Voilà ce que je souhaite contester. Car c’est devenu faux, si jamais ce fut vrai un jour. Reste à dire pourquoi. Un coup d’œil sur l’économie mondiale suffit pour savoir que l’industrie, les techniques et les machines, désormais, habitent en Orient. Pas un ordinateur, pas une tablette, pas un téléviseur ou un baladeur qui ne vienne de Chine, du Japon ou de Corée du Sud. L’Asie est technologique, financière et conquérante. Ironie de la mondialisation et ruse de l’histoire globale : les ingénieurs sont passés à l’Est. On pourrait alors imaginer que la sagesse « revient » à l’Occident, comme un retour et comme une responsabilité. Industriellement déclinant, l’Occident serait en passe de devenir le musée des anciennes formes de sagesses orientales. Le Tibet une fois entièrement bétonné, couvert de tôle ondulée et de drugstores chinois, l’esprit du Toit du monde se réfugierait sur les rives de la Dordogne ou dans les vallées de Californie.
On en finira donc avec ce vieux cliché : l’Occident fabrique des machines, l’Orient des sages. Cette fable a même été répandue par des auteurs illustres. Ainsi, à la fin du xixe siècle, l’Indien Vivekananda, le disciple de Ramakrishna, disait carrément : « Lorsque l’Oriental veut s’instruire de la construction des machines, il vient s’asseoir au pied de l’Occidental et apprendre de lui. Lorsque l’Occident veut s’instruire de l’esprit de Dieu, de l’âme, de la signification et du mystère de l’univers, il doit pour apprendre aller s’asseoir au pied de l’Orient. »
C’était une commode division du « métier de vivre » : aux uns la mécanique, aux autres la spiritualité. La contrée des ingénieurs s’opposait au pays des gourous. Le foyer mythique de la sagesse contrastait avec la patrie, non moins mythique, de la science, de la technique et de la raison. Il est temps de quitter ces images simplistes et déformantes, ces clivages East and West qui ont traversé – du siècle des Lumières à celui des Beatles – nos récits et nos pensées.
Arrêtons donc de croire qu’il existe, côté occidental, la domination et, côté oriental, le renoncement. Il n’y a pas sur un versant le projet de soumettre la matière et le monde, et sur l’autre le recueillement dans la présence ou la vacuité. Tous ces vieux matchs Occident-Orient paraissent obsolètes, qui faisaient entrer en compétition matière contre esprit, monde présent contre outre-monde, relatif contre absolu, raison contre intuition. On rangeait l’Occident du côté des choses, de l’objectivité et de l’incroyance. Et l’Orient du côté de l’Absolu, des sagesses et des saluts. Encore une fois, c’est terminé. Il n’est pas sûr que la réalité ait jamais été ainsi, mais il est certain que ce n’est vraiment plus le cas.

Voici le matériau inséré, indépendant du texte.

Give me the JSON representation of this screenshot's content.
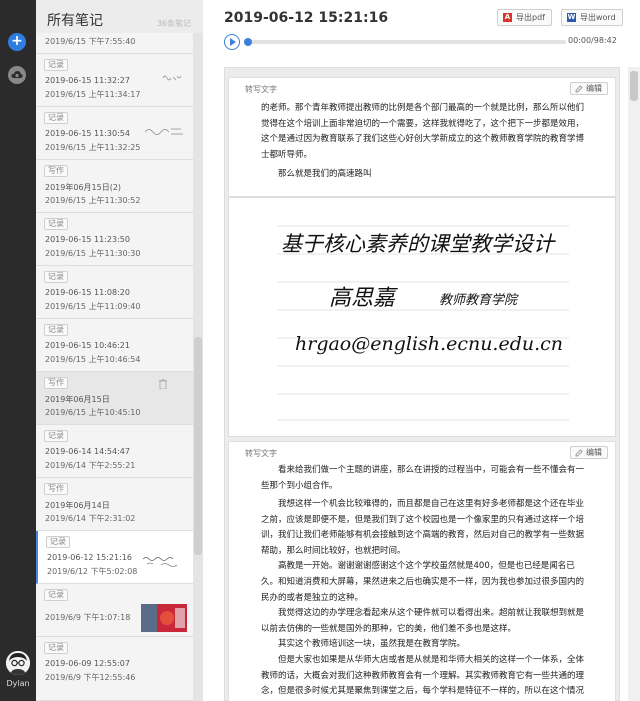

On se souvient de plus en plus qu’il y eut des sagesses d’Occident. En 1959, le philosophe anglais Bertrand Russell fut l’un des premiers à consacrer un ouvrage aux penseurs de l’Antiquité grecque sous le titre « Wisdom of the West » (« Sagesse d’Occident »). Il ne considérait pas leurs œuvres comme des vestiges archéologiques. Reste à comprendre, même de manière provisoire, quelle pourrait être la spécificité occidentale dans la sagesse. Aurait-elle un avenir, si oui de quel type ? Questions difficiles à résoudre. Rien n’interdit d’essayer. A mes seuls risques et périls, cela va sans dire.
L’occident, un artéfact ?
Demander si l’Occident a encore un rôle à jouer dans le domaine des sagesses, quelque chose à dire et à faire qui soit sien, suppose un préalable : admettre que l’Occident existe. Aujourd’hui, on répète volontiers, chez les gens qui ont de l’instruction, que c’est une notion illusoire et même dangereuse, un artéfact culturel, un objet idéologique et politiquement néfaste – un mirage à écarter.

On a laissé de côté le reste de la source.